What happens win or lose?
Ironically, Sunday’s game will be full circle for Hunt, who was just 4 when his parents took him to New Orleans to see the Chiefs win their first Super Bowl and the second one by an AFL team by crushing the heavily favored Minnesota Vikings at Tulane Stadium.
Fifty-five years later, he’s praying for a similar outcome.
What happens if the Chiefs lose?
“Unfortunately, we’ve done that before in Super Bowl 55 in Tampa, and it’s incredibly disappointing. Nobody wants to feel that pain again. But I think we would all immediately focus on next year.
“That’s true of all professional sports,” he said. “Whether you win or lose, you’ve got to move on and start thinking about the next year. There are a lot of decisions that you have to make quickly. The calendar turns very fast.”
Should the Chiefs win, Hunt will face another dilemma — one he will relish.

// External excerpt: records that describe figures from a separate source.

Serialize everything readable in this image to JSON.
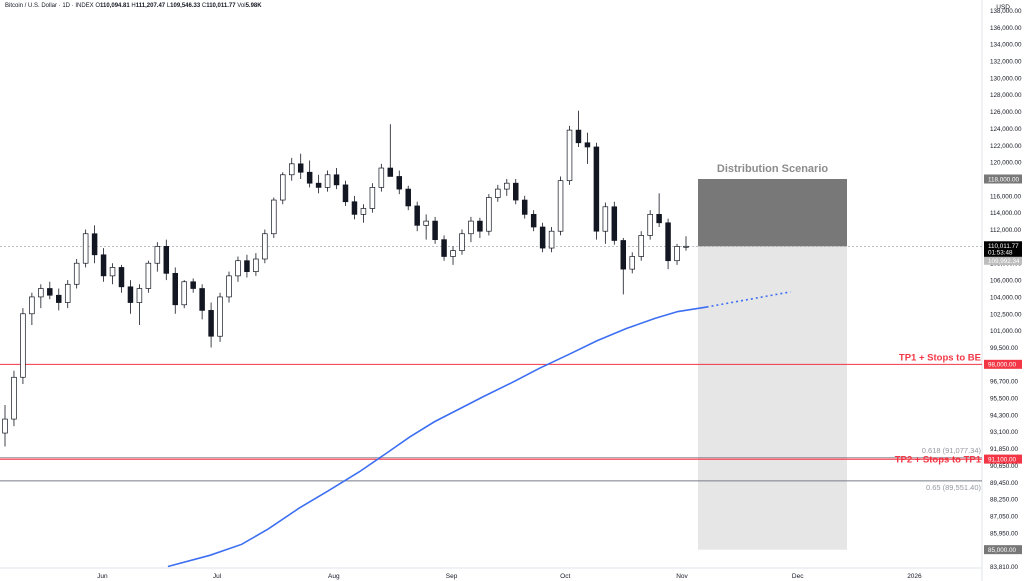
{
  "header": {
    "symbol": "Bitcoin / U.S. Dollar · 1D · INDEX",
    "o_label": "O",
    "o": "110,094.81",
    "h_label": "H",
    "h": "111,207.47",
    "l_label": "L",
    "l": "109,546.33",
    "c_label": "C",
    "c": "110,011.77",
    "vol_label": "Vol",
    "vol": "5.98K"
  },
  "currency": "USD",
  "colors": {
    "up": "#ffffff",
    "down": "#131722",
    "wick": "#131722",
    "ma": "#3d6ff2",
    "red_line": "#f23645",
    "gray_line": "#787b86",
    "zone_dark": "#787878",
    "zone_light": "#e6e6e6"
  },
  "chart_data": {
    "type": "candlestick",
    "x_tick_labels": [
      "Jun",
      "Jul",
      "Aug",
      "Sep",
      "Oct",
      "Nov",
      "Dec",
      "2026"
    ],
    "y_tick_labels": [
      "138,000.00",
      "136,000.00",
      "134,000.00",
      "132,000.00",
      "130,000.00",
      "128,000.00",
      "126,000.00",
      "124,000.00",
      "122,000.00",
      "120,000.00",
      "118,000.00",
      "116,000.00",
      "114,000.00",
      "112,000.00",
      "110,000.00",
      "108,000.00",
      "106,000.00",
      "104,000.00",
      "102,500.00",
      "101,000.00",
      "99,500.00",
      "98,000.00",
      "96,700.00",
      "95,500.00",
      "94,300.00",
      "93,100.00",
      "91,850.00",
      "90,650.00",
      "89,450.00",
      "88,250.00",
      "87,050.00",
      "85,950.00",
      "85,000.00",
      "83,810.00"
    ],
    "ohlc_sampled": [
      [
        93000,
        95000,
        92000,
        94000
      ],
      [
        94000,
        97500,
        93500,
        97000
      ],
      [
        97000,
        103000,
        96500,
        102500
      ],
      [
        102500,
        104500,
        101500,
        104000
      ],
      [
        104000,
        105500,
        103000,
        105000
      ],
      [
        105000,
        105800,
        103800,
        104200
      ],
      [
        104200,
        105000,
        102800,
        103500
      ],
      [
        103500,
        106000,
        103000,
        105500
      ],
      [
        105500,
        108500,
        105000,
        108000
      ],
      [
        108000,
        112000,
        107500,
        111500
      ],
      [
        111500,
        112500,
        108000,
        109000
      ],
      [
        109000,
        109800,
        105800,
        106500
      ],
      [
        106500,
        108000,
        105500,
        107500
      ],
      [
        107500,
        107800,
        104500,
        105200
      ],
      [
        105200,
        106000,
        102500,
        103500
      ],
      [
        103500,
        105500,
        101500,
        105000
      ],
      [
        105000,
        108300,
        104500,
        108000
      ],
      [
        108000,
        110500,
        107000,
        110000
      ],
      [
        110000,
        110800,
        106000,
        106800
      ],
      [
        106800,
        107500,
        102500,
        103300
      ],
      [
        103300,
        106000,
        103000,
        105800
      ],
      [
        105800,
        106200,
        104500,
        105000
      ],
      [
        105000,
        105500,
        102000,
        102800
      ],
      [
        102800,
        103500,
        99500,
        100500
      ],
      [
        100500,
        104500,
        100000,
        104000
      ],
      [
        104000,
        107000,
        103500,
        106500
      ],
      [
        106500,
        108800,
        105800,
        108300
      ],
      [
        108300,
        109000,
        106300,
        107000
      ],
      [
        107000,
        109200,
        106500,
        108500
      ],
      [
        108500,
        112000,
        108000,
        111500
      ],
      [
        111500,
        115800,
        111000,
        115500
      ],
      [
        115500,
        118800,
        115000,
        118500
      ],
      [
        118500,
        120500,
        117800,
        119800
      ],
      [
        119800,
        121000,
        118000,
        118800
      ],
      [
        118800,
        120200,
        117000,
        117500
      ],
      [
        117500,
        118500,
        116300,
        117000
      ],
      [
        117000,
        119000,
        116500,
        118500
      ],
      [
        118500,
        119300,
        116800,
        117300
      ],
      [
        117300,
        117800,
        114800,
        115300
      ],
      [
        115300,
        116000,
        113200,
        113800
      ],
      [
        113800,
        115000,
        112800,
        114500
      ],
      [
        114500,
        117500,
        114000,
        117000
      ],
      [
        117000,
        119800,
        116500,
        119300
      ],
      [
        119300,
        124500,
        118800,
        118300
      ],
      [
        118300,
        119000,
        116200,
        116800
      ],
      [
        116800,
        117200,
        114300,
        114800
      ],
      [
        114800,
        115300,
        111800,
        112500
      ],
      [
        112500,
        113800,
        110800,
        113000
      ],
      [
        113000,
        113500,
        110300,
        110800
      ],
      [
        110800,
        111300,
        108300,
        108800
      ],
      [
        108800,
        110000,
        107800,
        109500
      ],
      [
        109500,
        112000,
        109000,
        111500
      ],
      [
        111500,
        113500,
        110500,
        113000
      ],
      [
        113000,
        113400,
        111000,
        111800
      ],
      [
        111800,
        116200,
        111300,
        115800
      ],
      [
        115800,
        117300,
        115300,
        116800
      ],
      [
        116800,
        118000,
        116000,
        117500
      ],
      [
        117500,
        118000,
        115000,
        115500
      ],
      [
        115500,
        116000,
        113300,
        113800
      ],
      [
        113800,
        114300,
        111800,
        112300
      ],
      [
        112300,
        112800,
        109300,
        109800
      ],
      [
        109800,
        112300,
        109300,
        111800
      ],
      [
        111800,
        118300,
        111300,
        117800
      ],
      [
        117800,
        124300,
        117300,
        123800
      ],
      [
        123800,
        126100,
        121800,
        122300
      ],
      [
        122300,
        123500,
        119800,
        121800
      ],
      [
        121800,
        122300,
        110800,
        111800
      ],
      [
        111800,
        115200,
        110300,
        114700
      ],
      [
        114700,
        115300,
        110200,
        110700
      ],
      [
        110700,
        111000,
        104300,
        107300
      ],
      [
        107300,
        109300,
        106800,
        108800
      ],
      [
        108800,
        111800,
        108300,
        111300
      ],
      [
        111300,
        114300,
        110800,
        113800
      ],
      [
        113800,
        116300,
        112300,
        112800
      ],
      [
        112800,
        113300,
        107300,
        108300
      ],
      [
        108300,
        110300,
        107800,
        110000
      ],
      [
        110000,
        111200,
        109500,
        110011
      ]
    ],
    "distribution_zone": {
      "label": "Distribution Scenario",
      "top": 118000,
      "entry": 110011.77,
      "bottom": 85000,
      "top_label": "118,000.00",
      "bottom_label": "85,000.00"
    },
    "current_price": {
      "value": "110,011.77",
      "countdown": "01:53:48",
      "prev": "109,992.34"
    },
    "levels": [
      {
        "name": "TP1 + Stops to BE",
        "value": 98000,
        "label": "98,000.00",
        "color": "red"
      },
      {
        "name": "TP2 + Stops to TP1",
        "value": 91100,
        "label": "91,100.00",
        "color": "red"
      },
      {
        "name": "0.618 (91,077.34)",
        "value": 91077,
        "label": "",
        "color": "gray"
      },
      {
        "name": "0.65 (89,551.40)",
        "value": 89551,
        "label": "",
        "color": "gray"
      }
    ],
    "moving_average": [
      [
        0.164,
        83810
      ],
      [
        0.205,
        84600
      ],
      [
        0.236,
        85300
      ],
      [
        0.262,
        86200
      ],
      [
        0.292,
        87600
      ],
      [
        0.322,
        88900
      ],
      [
        0.351,
        90200
      ],
      [
        0.377,
        91500
      ],
      [
        0.4,
        92700
      ],
      [
        0.424,
        93800
      ],
      [
        0.448,
        94700
      ],
      [
        0.472,
        95600
      ],
      [
        0.5,
        96600
      ],
      [
        0.527,
        97700
      ],
      [
        0.556,
        98900
      ],
      [
        0.583,
        100100
      ],
      [
        0.612,
        101200
      ],
      [
        0.64,
        102100
      ],
      [
        0.662,
        102700
      ],
      [
        0.69,
        103100
      ]
    ],
    "moving_average_projection": [
      [
        0.69,
        103100
      ],
      [
        0.772,
        104600
      ]
    ]
  }
}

“It’s hard to think how the ring could get any bigger because it’s already huge,” he said, putting on last year’s knuckle armament for show. “That’s the nature of the Super Bowl ring. Each one gets bigger.”
Meet Clark Knobel Hunt
Title: Chairman and CEO of Hunt Sports Group LLC, the Kansas City Chiefs and FC Dallas
Age: Turns 60 on Feb. 19
Born: Dallas
Resides: Highland Park
Education: St. Mark’s School of Texas, 1983; bachelor’s in finance, Southern Methodist University, 1987
Directorships: SMU Cox executive board, SMU board of trustees
Siblings: Lamar Jr., Sharron and Dan Hunt
Personal: Married to Tavia for 31 years. They have two daughters, Gracie, 25, and Ava, 18, and a 21-year-old son, Knobel.